CPRs prohibit traders from using unfair commercial practices in their dealings with non-business consumers, so they prohibit estate agents from engaging in commercial practices that are unfair to sellers and buyers of residential property.
BPRs prohibit traders from using misleading practices in their business-to-business advertisements, so they prohibit estate agents from using misleading marketing when they advertise services to potential business clients or market commercial property for sale.
The guidance provides an overview of the regulations and examples of the types of trading practices or conduct that are likely to breach the regulations.

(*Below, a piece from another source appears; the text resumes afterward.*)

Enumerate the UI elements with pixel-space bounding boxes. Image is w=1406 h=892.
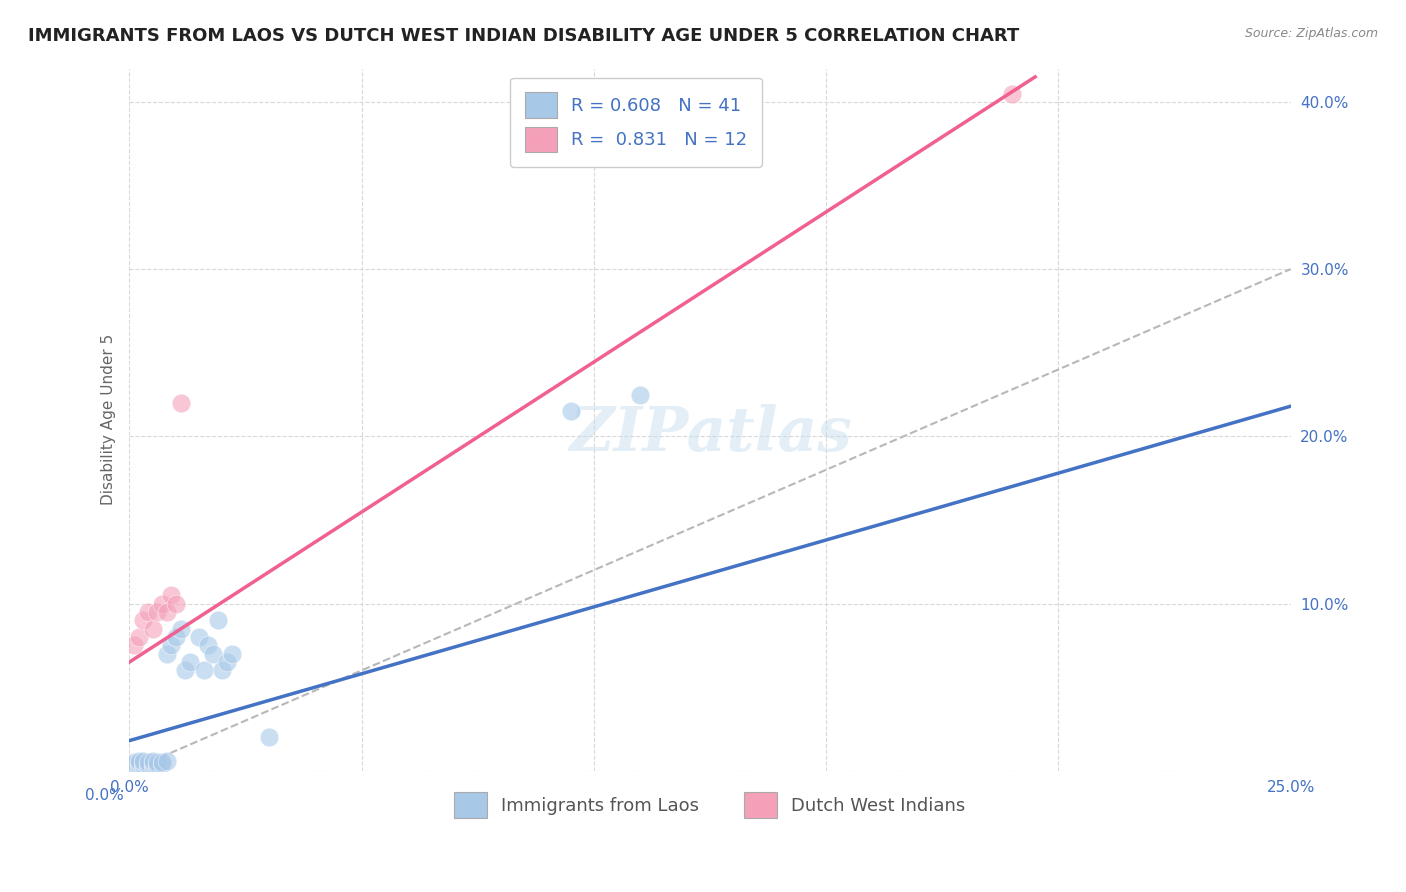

It also suggests some practical steps which estate agents or developers may wish to take to ensure compliance with the law when they:
· advertise for new business, including through flyers and newspaper adverts
· provide advice to new clients and take new instructions
· market properties, including when property details are put on internet portals
· negotiate and make sales
· deal with complaints.
Examples of non-compliance include:
· Wrongly describing the main characteristics of the property for sale, for example its location or size of the rooms
· Using out of date photographs that no longer provide a true picture of the property
· Giving mis-leading information about service charges
· Failing to provide relevant information that you are aware of about the fitness of the property for sale (for example there are serious hidden defects)
· Engaging in high pressure sale techniques (for example persistent or aggressive telephone calls).
Currently, the Property Misdescriptions Act 1991 (PMA) is often used to address misconduct in this sector although the CPRs and BPRs also apply. The Department for Business Innovation and Skills (BIS) recently consulted on the repeal of PMA and is currently considering its response. Further information is available on the BIS website.
The OFT consultation ends on 9 December 2011.